For me, I am most dynamic when I am not in a relationship. I wonder if that’s true for everyone but there is some sense to it. I suppose your priorities are different. I would not say I am less ambitious in a relationship but it’s skewed towards a different goal. But any right minded will know that power, status and money does not a happy person make. I have seen it so many times, people with all the trappings of wealth and still they look as happy as some people on death row (figure of speech, not that I have seen people on death row but I imagine they’d look pretty depressed).

I guess what I want is a constant someone who I can show-off to. And like a puppy on ecstasy I have been guilty of running around trying to impress and shower them with gifts. Because the simple truth is what could be more meaningful than taking care of the one you love.

Is it really too much to ask out of life to find a gorgeous girl who loves me for all my imperfections and finds my lack of mental stability charming? All I want is that and a luxury apartment in the heart of KL/London/Rome/LA (according to my mood but always with an infinity pool), two nice cars (a Jaguar and a BMW) and a holiday or two per year staying in the best hotels. Is that too much to ask?

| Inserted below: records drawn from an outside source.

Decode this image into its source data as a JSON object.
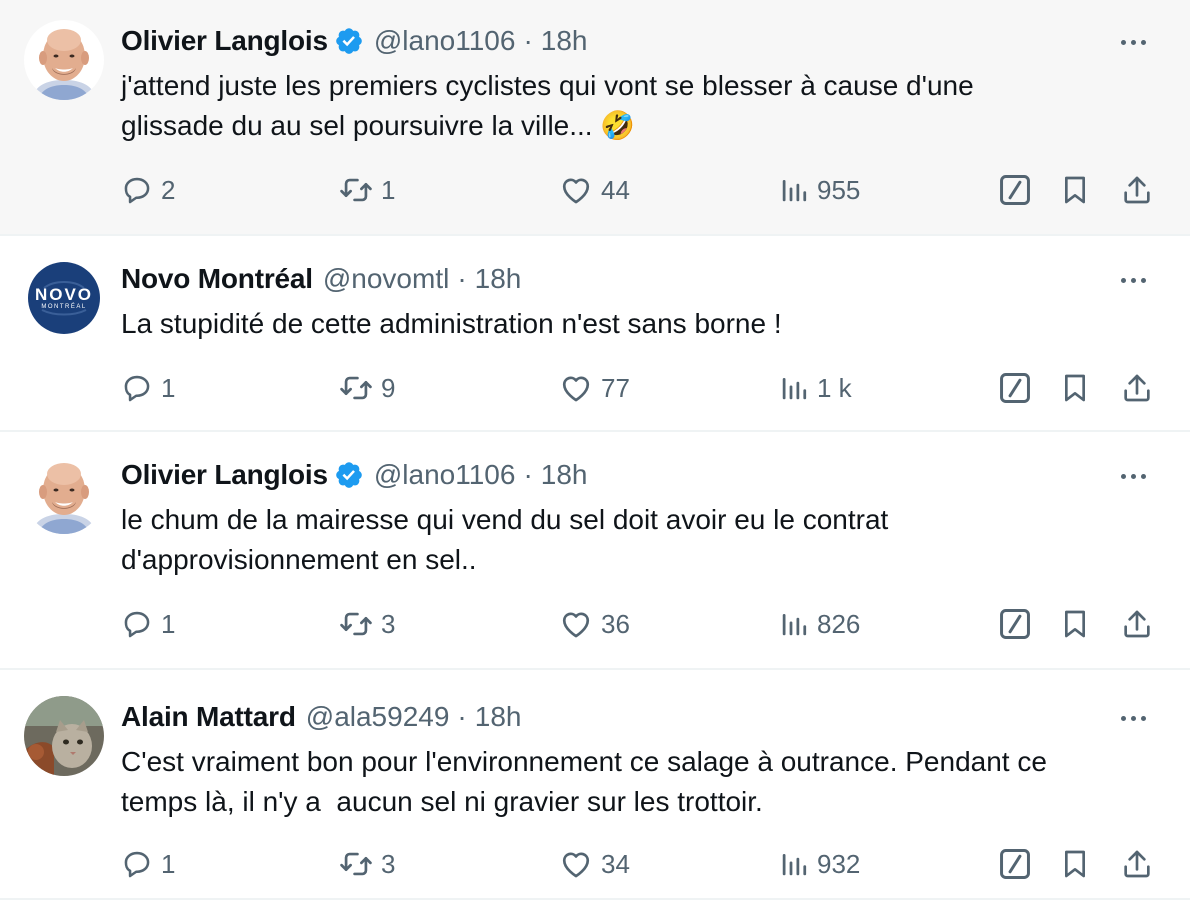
{
  "tweets": [
    {
      "name": "Olivier Langlois",
      "verified": true,
      "handle": "@lano1106",
      "separator": "·",
      "time": "18h",
      "lines": [
        "j'attend juste les premiers cyclistes qui vont se blesser à cause d'une",
        "glissade du au sel poursuivre la ville... 🤣"
      ],
      "replies": "2",
      "reposts": "1",
      "likes": "44",
      "views": "955",
      "avatar": "bald-man-avatar"
    },
    {
      "name": "Novo Montréal",
      "verified": false,
      "handle": "@novomtl",
      "separator": "·",
      "time": "18h",
      "lines": [
        "La stupidité de cette administration n'est sans borne !"
      ],
      "replies": "1",
      "reposts": "9",
      "likes": "77",
      "views": "1 k",
      "avatar": "novo-montreal-logo",
      "logo_text": "NOVO",
      "logo_sub": "MONTRÉAL"
    },
    {
      "name": "Olivier Langlois",
      "verified": true,
      "handle": "@lano1106",
      "separator": "·",
      "time": "18h",
      "lines": [
        "le chum de la mairesse qui vend du sel doit avoir eu le contrat",
        "d'approvisionnement en sel.."
      ],
      "replies": "1",
      "reposts": "3",
      "likes": "36",
      "views": "826",
      "avatar": "bald-man-avatar"
    },
    {
      "name": "Alain Mattard",
      "verified": false,
      "handle": "@ala59249",
      "separator": "·",
      "time": "18h",
      "lines": [
        "C'est vraiment bon pour l'environnement ce salage à outrance. Pendant ce",
        "temps là, il n'y a  aucun sel ni gravier sur les trottoir."
      ],
      "replies": "1",
      "reposts": "3",
      "likes": "34",
      "views": "932",
      "avatar": "cat-and-dog-avatar"
    }
  ],
  "colors": {
    "text": "#0f1419",
    "secondary": "#536471",
    "verified": "#1d9bf0",
    "divider": "#eff3f4",
    "highlight_bg": "#f7f7f7",
    "novo_blue": "#1a3f7a"
  },
  "icons": [
    "reply-icon",
    "repost-icon",
    "like-icon",
    "views-icon",
    "grok-icon",
    "bookmark-icon",
    "share-icon",
    "more-icon",
    "verified-badge-icon"
  ]
}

But seriously, is it my arrogance speaking that I don’t think it is impossible? Well the mterialistic part anyway. As for relationships, I am going to take a break from it for awhile and abstain. Rebounds just slows the process down for me anyway. Maybe I’ll take up art. Or fencing. Even the thought of a relationship makes me feel so tired. All you have to do is say that word to me and I am like…urgh…. wanna sleep. I think I might park this heart of mine like Davy Jones in the Dead Man’s Chest for awhile.